If he has actually found some complex interaction that the simplified model fails to cover, then he has a chance of finding evidence of living in a simulation; yes, the simulation can be rolled back a hundred years and then re-run from that point onwards, but is that really more computationally efficient than just running the full physics all the time? (Especially if you have to regularly keep going back to update the model).
This is where his fellow scientists call him a “crackpot” because he can’t replicate any of his experimental findings. ;)
More seriously, the sim could modify his observations to make him observe the right things. For instance, change the photons entering his eyes to be in line with what they should be, change the historical records a la 1984, etc. Or let him add an epicycle to his theory to account for the otherwise unexplainable results.
In practice, I doubt atomic-level effects are ever going to produce clearly observable changes outside of physics labs, so 99.99999% of the time the simulators wouldn’t have to worry about this as long as they simulated macroscopic objects to enough detail.
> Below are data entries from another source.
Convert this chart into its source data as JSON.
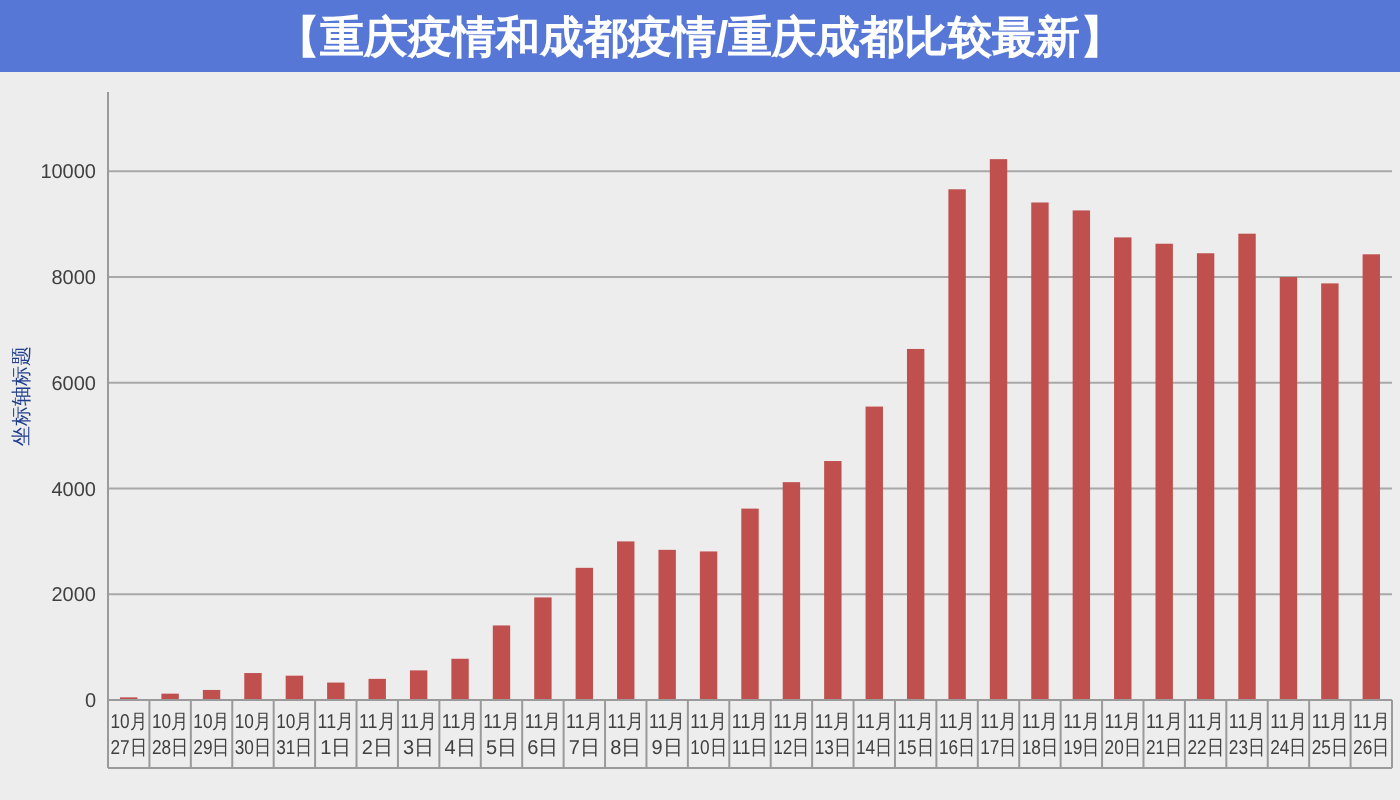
{
  "chart_data": {
    "type": "bar",
    "title": "【重庆疫情和成都疫情/重庆成都比较最新】",
    "ylabel": "坐标轴标题",
    "categories": [
      "10月27日",
      "10月28日",
      "10月29日",
      "10月30日",
      "10月31日",
      "11月1日",
      "11月2日",
      "11月3日",
      "11月4日",
      "11月5日",
      "11月6日",
      "11月7日",
      "11月8日",
      "11月9日",
      "11月10日",
      "11月11日",
      "11月12日",
      "11月13日",
      "11月14日",
      "11月15日",
      "11月16日",
      "11月17日",
      "11月18日",
      "11月19日",
      "11月20日",
      "11月21日",
      "11月22日",
      "11月23日",
      "11月24日",
      "11月25日",
      "11月26日"
    ],
    "values": [
      50,
      120,
      190,
      510,
      460,
      330,
      400,
      560,
      780,
      1410,
      1940,
      2500,
      3000,
      2840,
      2810,
      3620,
      4120,
      4520,
      5550,
      6640,
      9660,
      10230,
      9410,
      9260,
      8750,
      8630,
      8450,
      8820,
      8000,
      7880,
      8430
    ],
    "color": "#c0504d",
    "ylim": [
      0,
      11500
    ],
    "yticks": [
      0,
      2000,
      4000,
      6000,
      8000,
      10000
    ],
    "grid": "y"
  }
}
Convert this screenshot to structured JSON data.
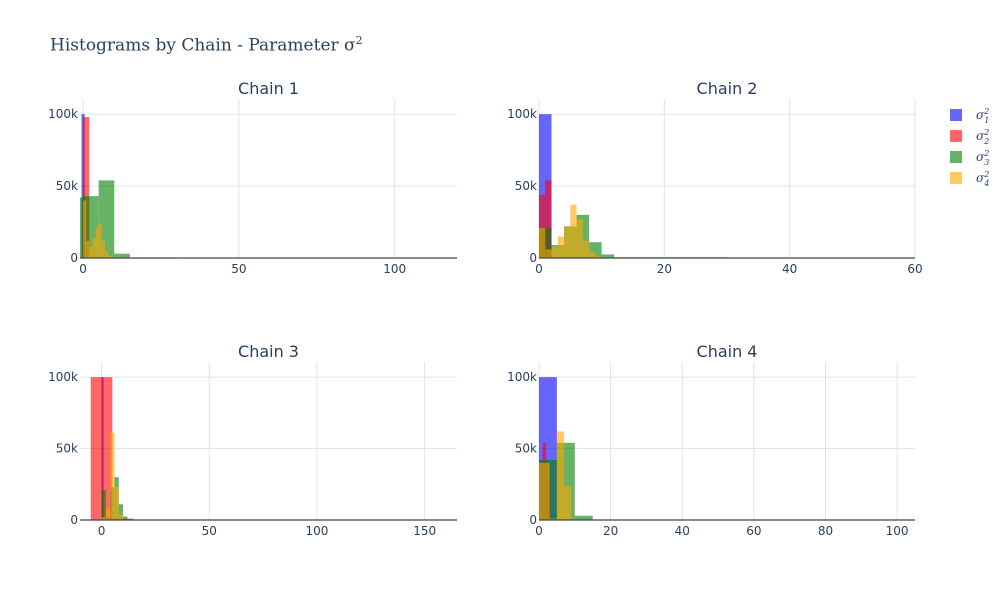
{
  "figure": {
    "title_main": "Histograms by Chain - Parameter σ",
    "title_sup": "2"
  },
  "legend": [
    {
      "name": "σ",
      "sup": "2",
      "sub": "1",
      "color": "#0000ff"
    },
    {
      "name": "σ",
      "sup": "2",
      "sub": "2",
      "color": "#ff0000"
    },
    {
      "name": "σ",
      "sup": "2",
      "sub": "3",
      "color": "#008000"
    },
    {
      "name": "σ",
      "sup": "2",
      "sub": "4",
      "color": "#ffa500"
    }
  ],
  "chart_data": [
    {
      "type": "bar",
      "title": "Chain 1",
      "xlim": [
        -1,
        120
      ],
      "ylim": [
        0,
        105000
      ],
      "xticks": [
        0,
        50,
        100
      ],
      "yticks": [
        0,
        50000,
        100000
      ],
      "ytick_labels": [
        "0",
        "50k",
        "100k"
      ],
      "grid": true,
      "series": [
        {
          "name": "σ₁²",
          "color": "#0000ff",
          "bins": [
            [
              -0.5,
              0.5,
              100000
            ]
          ]
        },
        {
          "name": "σ₂²",
          "color": "#ff0000",
          "bins": [
            [
              0,
              2,
              98000
            ]
          ]
        },
        {
          "name": "σ₃²",
          "color": "#008000",
          "bins": [
            [
              -1,
              0,
              42000
            ],
            [
              0,
              5,
              43000
            ],
            [
              5,
              10,
              54000
            ],
            [
              10,
              15,
              3000
            ],
            [
              15,
              30,
              400
            ],
            [
              35,
              40,
              200
            ]
          ]
        },
        {
          "name": "σ₄²",
          "color": "#ffa500",
          "bins": [
            [
              0,
              1,
              40000
            ],
            [
              1,
              2,
              12000
            ],
            [
              2,
              3,
              8000
            ],
            [
              3,
              4,
              14000
            ],
            [
              4,
              5,
              21000
            ],
            [
              5,
              6,
              24000
            ],
            [
              6,
              7,
              12000
            ],
            [
              7,
              8,
              5000
            ],
            [
              8,
              9,
              1500
            ]
          ]
        }
      ]
    },
    {
      "type": "bar",
      "title": "Chain 2",
      "xlim": [
        0,
        60
      ],
      "ylim": [
        0,
        105000
      ],
      "xticks": [
        0,
        20,
        40,
        60
      ],
      "yticks": [
        0,
        50000,
        100000
      ],
      "ytick_labels": [
        "0",
        "50k",
        "100k"
      ],
      "grid": true,
      "series": [
        {
          "name": "σ₁²",
          "color": "#0000ff",
          "bins": [
            [
              0,
              2,
              100000
            ]
          ]
        },
        {
          "name": "σ₂²",
          "color": "#ff0000",
          "bins": [
            [
              0,
              1,
              44000
            ],
            [
              1,
              2,
              54000
            ]
          ]
        },
        {
          "name": "σ₃²",
          "color": "#008000",
          "bins": [
            [
              0,
              2,
              21000
            ],
            [
              2,
              4,
              9000
            ],
            [
              4,
              6,
              22000
            ],
            [
              6,
              8,
              30000
            ],
            [
              8,
              10,
              11000
            ],
            [
              10,
              12,
              2500
            ],
            [
              12,
              30,
              500
            ],
            [
              32,
              34,
              300
            ]
          ]
        },
        {
          "name": "σ₄²",
          "color": "#ffa500",
          "bins": [
            [
              0,
              1,
              21000
            ],
            [
              1,
              2,
              6000
            ],
            [
              2,
              3,
              8000
            ],
            [
              3,
              4,
              15000
            ],
            [
              4,
              5,
              22000
            ],
            [
              5,
              6,
              37000
            ],
            [
              6,
              7,
              27000
            ],
            [
              7,
              8,
              12000
            ],
            [
              8,
              9,
              4000
            ],
            [
              9,
              10,
              1000
            ]
          ]
        }
      ]
    },
    {
      "type": "bar",
      "title": "Chain 3",
      "xlim": [
        -10,
        165
      ],
      "ylim": [
        0,
        105000
      ],
      "xticks": [
        0,
        50,
        100,
        150
      ],
      "yticks": [
        0,
        50000,
        100000
      ],
      "ytick_labels": [
        "0",
        "50k",
        "100k"
      ],
      "grid": true,
      "series": [
        {
          "name": "σ₁²",
          "color": "#0000ff",
          "bins": [
            [
              0,
              1,
              100000
            ]
          ]
        },
        {
          "name": "σ₂²",
          "color": "#ff0000",
          "bins": [
            [
              -5,
              5,
              100000
            ],
            [
              5,
              15,
              1000
            ]
          ]
        },
        {
          "name": "σ₃²",
          "color": "#008000",
          "bins": [
            [
              0,
              2,
              21000
            ],
            [
              2,
              4,
              2000
            ],
            [
              4,
              6,
              23000
            ],
            [
              6,
              8,
              30000
            ],
            [
              8,
              10,
              11000
            ],
            [
              10,
              12,
              2500
            ],
            [
              12,
              14,
              500
            ]
          ]
        },
        {
          "name": "σ₄²",
          "color": "#ffa500",
          "bins": [
            [
              0,
              2,
              2000
            ],
            [
              2,
              4,
              8000
            ],
            [
              4,
              6,
              61000
            ],
            [
              6,
              8,
              23000
            ],
            [
              8,
              10,
              4000
            ]
          ]
        }
      ]
    },
    {
      "type": "bar",
      "title": "Chain 4",
      "xlim": [
        0,
        105
      ],
      "ylim": [
        0,
        105000
      ],
      "xticks": [
        0,
        20,
        40,
        60,
        80,
        100
      ],
      "yticks": [
        0,
        50000,
        100000
      ],
      "ytick_labels": [
        "0",
        "50k",
        "100k"
      ],
      "grid": true,
      "series": [
        {
          "name": "σ₁²",
          "color": "#0000ff",
          "bins": [
            [
              0,
              5,
              100000
            ]
          ]
        },
        {
          "name": "σ₂²",
          "color": "#ff0000",
          "bins": [
            [
              1,
              2,
              54000
            ],
            [
              2,
              3,
              30000
            ]
          ]
        },
        {
          "name": "σ₃²",
          "color": "#008000",
          "bins": [
            [
              0,
              5,
              42000
            ],
            [
              5,
              10,
              54000
            ],
            [
              10,
              15,
              3000
            ]
          ]
        },
        {
          "name": "σ₄²",
          "color": "#ffa500",
          "bins": [
            [
              0,
              3,
              40000
            ],
            [
              3,
              5,
              1000
            ],
            [
              5,
              7,
              62000
            ],
            [
              7,
              9,
              24000
            ]
          ]
        }
      ]
    }
  ]
}
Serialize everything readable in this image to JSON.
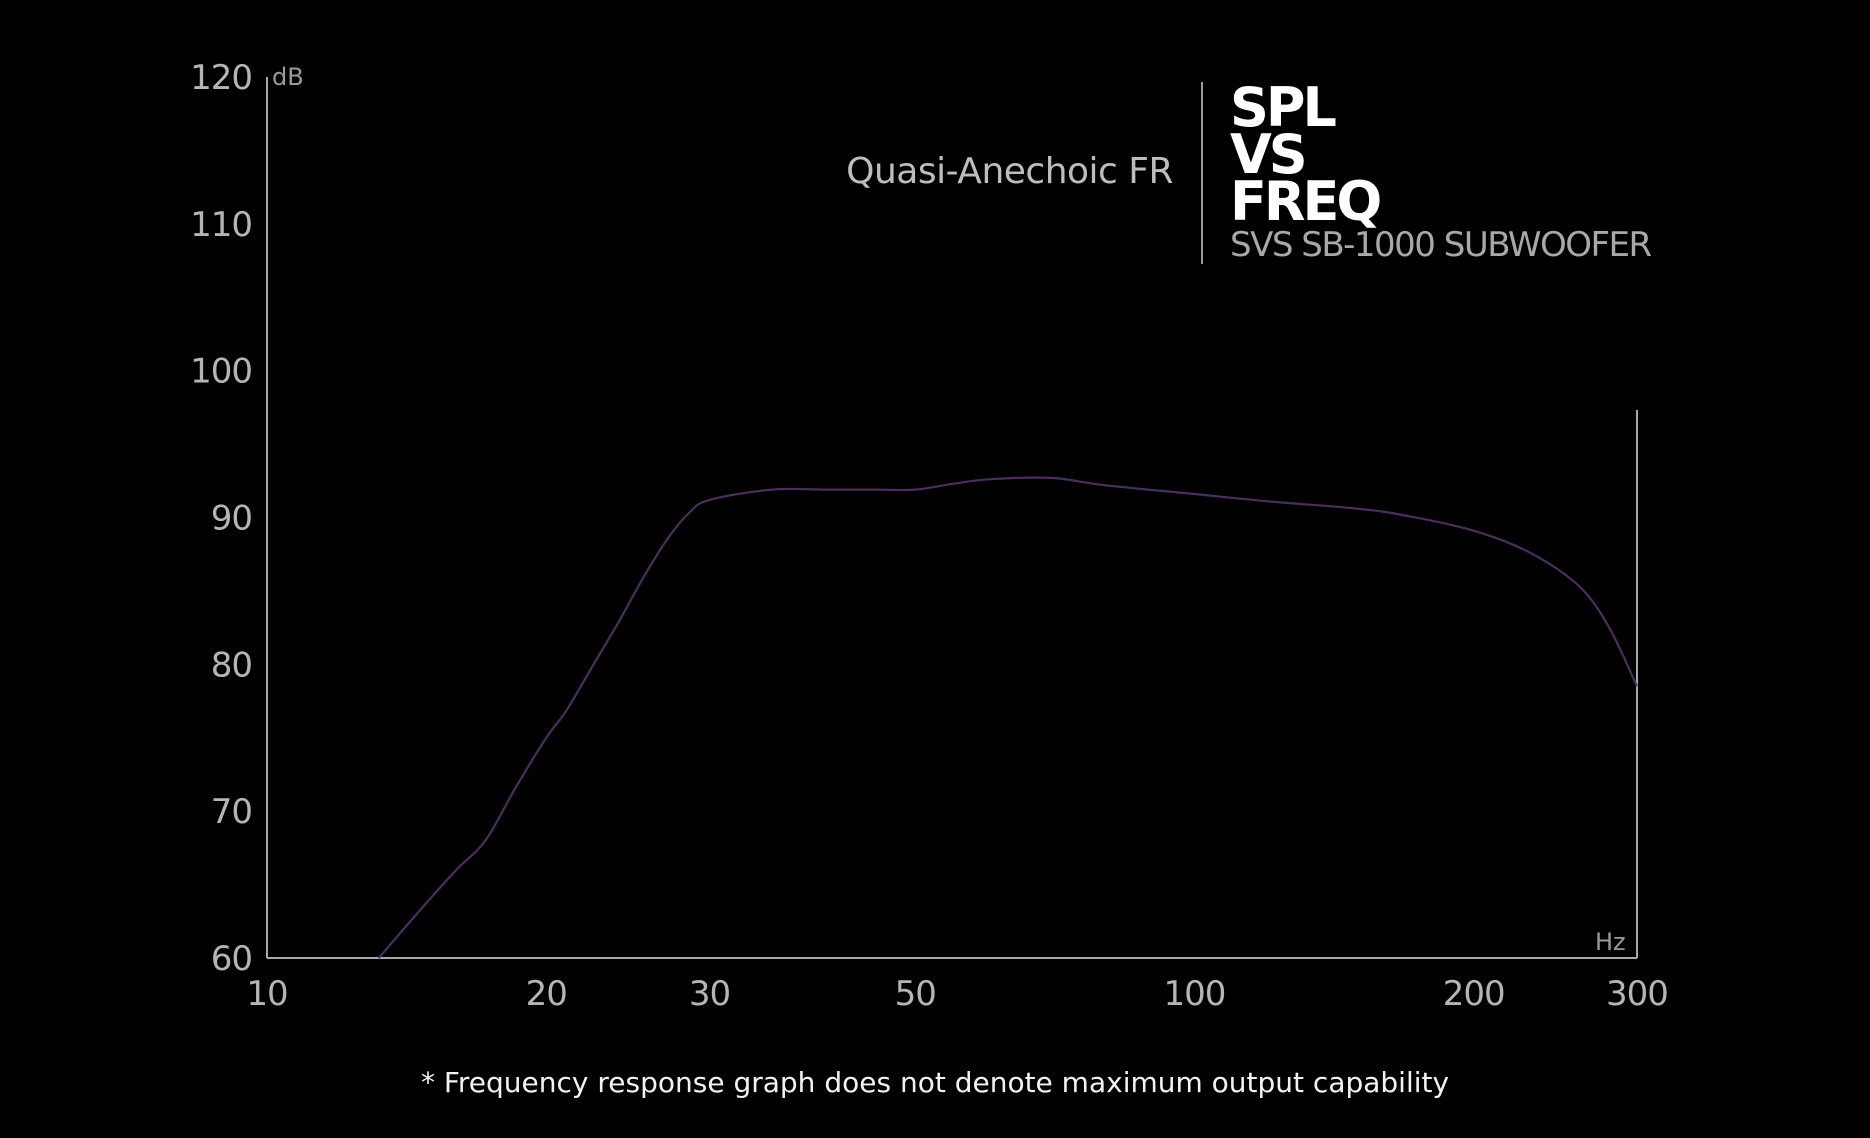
{
  "chart_data": {
    "type": "line",
    "subtitle": "Quasi-Anechoic FR",
    "title_lines": [
      "SPL",
      "VS",
      "FREQ"
    ],
    "model": "SVS SB-1000 SUBWOOFER",
    "ylabel": "dB",
    "xlabel": "Hz",
    "x_scale": "log",
    "xlim": [
      10,
      300
    ],
    "ylim": [
      60,
      120
    ],
    "x_ticks": [
      "10",
      "20",
      "30",
      "50",
      "100",
      "200",
      "300"
    ],
    "y_ticks": [
      "120",
      "110",
      "100",
      "90",
      "80",
      "70",
      "60"
    ],
    "grid": false,
    "line_color": "#4a2f5e",
    "series": [
      {
        "x": [
          13.2,
          14.5,
          16,
          17.2,
          18.5,
          20,
          21,
          22.5,
          24,
          25.5,
          27,
          28.5,
          30,
          35,
          40,
          45,
          50,
          55,
          60,
          70,
          80,
          100,
          120,
          150,
          170,
          200,
          230,
          260,
          280,
          300
        ],
        "y": [
          60,
          63,
          66,
          68,
          71.5,
          75,
          76.8,
          80,
          83,
          86,
          88.5,
          90.3,
          91.2,
          91.9,
          91.9,
          91.9,
          91.9,
          92.3,
          92.6,
          92.7,
          92.2,
          91.6,
          91.1,
          90.6,
          90.1,
          89.1,
          87.6,
          85.3,
          82.5,
          78.5
        ]
      }
    ],
    "footnote": "* Frequency response graph does not denote maximum output capability"
  }
}
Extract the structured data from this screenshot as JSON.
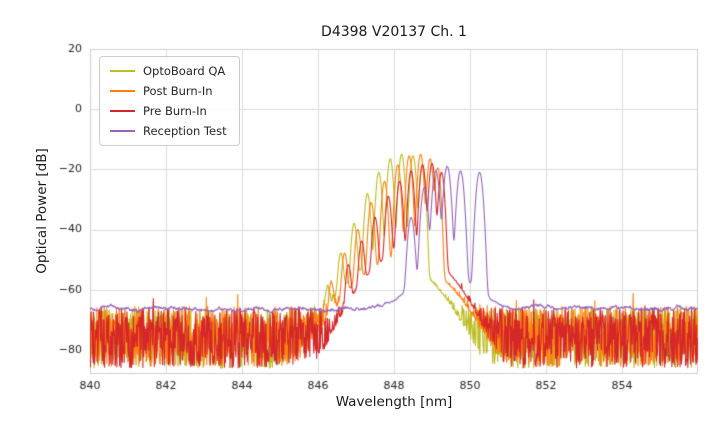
{
  "chart_data": {
    "type": "line",
    "title": "D4398 V20137 Ch. 1",
    "xlabel": "Wavelength [nm]",
    "ylabel": "Optical Power [dB]",
    "xlim": [
      840,
      856
    ],
    "ylim": [
      -88,
      20
    ],
    "xticks": [
      840,
      842,
      844,
      846,
      848,
      850,
      852,
      854
    ],
    "xtick_labels": [
      "840",
      "842",
      "844",
      "846",
      "848",
      "850",
      "852",
      "854"
    ],
    "yticks": [
      20,
      0,
      -20,
      -40,
      -60,
      -80
    ],
    "ytick_labels": [
      "20",
      "0",
      "−20",
      "−40",
      "−60",
      "−80"
    ],
    "grid": true,
    "grid_color": "#dcdcdc",
    "spine_color": "#d0d0d0",
    "text_color": "#262626",
    "legend_position": "upper left",
    "seed": 42,
    "sample_step_nm": 0.012,
    "series": [
      {
        "name": "OptoBoard QA",
        "color": "#bcbd22",
        "noise_type": "spiky",
        "noise_floor_db": -76,
        "noise_amplitude_db": 10,
        "mode_sigma_nm": 0.06,
        "modes": [
          [
            846.25,
            -60
          ],
          [
            846.6,
            -48
          ],
          [
            846.95,
            -38
          ],
          [
            847.3,
            -28
          ],
          [
            847.6,
            -21
          ],
          [
            847.9,
            -16.5
          ],
          [
            848.2,
            -15
          ],
          [
            848.5,
            -15.5
          ],
          [
            848.75,
            -18.5
          ],
          [
            847.9,
            -50,
            0.85
          ]
        ]
      },
      {
        "name": "Post Burn-In",
        "color": "#ff7f0e",
        "noise_type": "spiky",
        "noise_floor_db": -75.5,
        "noise_amplitude_db": 10,
        "mode_sigma_nm": 0.06,
        "modes": [
          [
            846.35,
            -58
          ],
          [
            846.7,
            -48
          ],
          [
            847.05,
            -40
          ],
          [
            847.4,
            -31
          ],
          [
            847.75,
            -24
          ],
          [
            848.1,
            -18.5
          ],
          [
            848.4,
            -15.5
          ],
          [
            848.7,
            -15
          ],
          [
            848.95,
            -16.5
          ],
          [
            849.15,
            -19.5
          ],
          [
            848.2,
            -50,
            0.9
          ]
        ]
      },
      {
        "name": "Pre Burn-In",
        "color": "#d62728",
        "noise_type": "spiky",
        "noise_floor_db": -76,
        "noise_amplitude_db": 10,
        "mode_sigma_nm": 0.06,
        "modes": [
          [
            846.8,
            -52
          ],
          [
            847.15,
            -44
          ],
          [
            847.5,
            -36
          ],
          [
            847.85,
            -29
          ],
          [
            848.15,
            -24
          ],
          [
            848.45,
            -20.5
          ],
          [
            848.75,
            -18.5
          ],
          [
            849.0,
            -18
          ],
          [
            849.25,
            -21
          ],
          [
            848.4,
            -47,
            0.8
          ]
        ]
      },
      {
        "name": "Reception Test",
        "color": "#9467bd",
        "noise_type": "smooth",
        "noise_floor_db": -66.3,
        "noise_amplitude_db": 0.8,
        "mode_sigma_nm": 0.07,
        "modes": [
          [
            848.45,
            -36
          ],
          [
            848.8,
            -26
          ],
          [
            849.1,
            -20.5
          ],
          [
            849.4,
            -19
          ],
          [
            849.75,
            -20.5
          ],
          [
            850.25,
            -21
          ],
          [
            849.3,
            -55,
            0.8
          ]
        ]
      }
    ]
  }
}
Well, yes, I’m not saying that this would make it easy to discover evidence that we are living in a simulation. It would simply make it possible to do so.
In the past, when I expressed worries about the difficulties associated to far-future meme-spreading, which you favor as an alternative to extinction-risk reduction, you said you thought there was a significant chance of a singleton-dominated future. Such a singleton, you argued, would provide the necessary causal stability for targeted meme-spreading to successfully influence our distant descendants. But now you seem to be implying that, other things equal, far-future meme-spreading is several orders of magnitude less likely to succeed than short-term interventions (including interventions aimed at reducing near-term risk of extinction, which plausibly represents a significant fraction of total extinction risk). I find these two views hard to reconcile.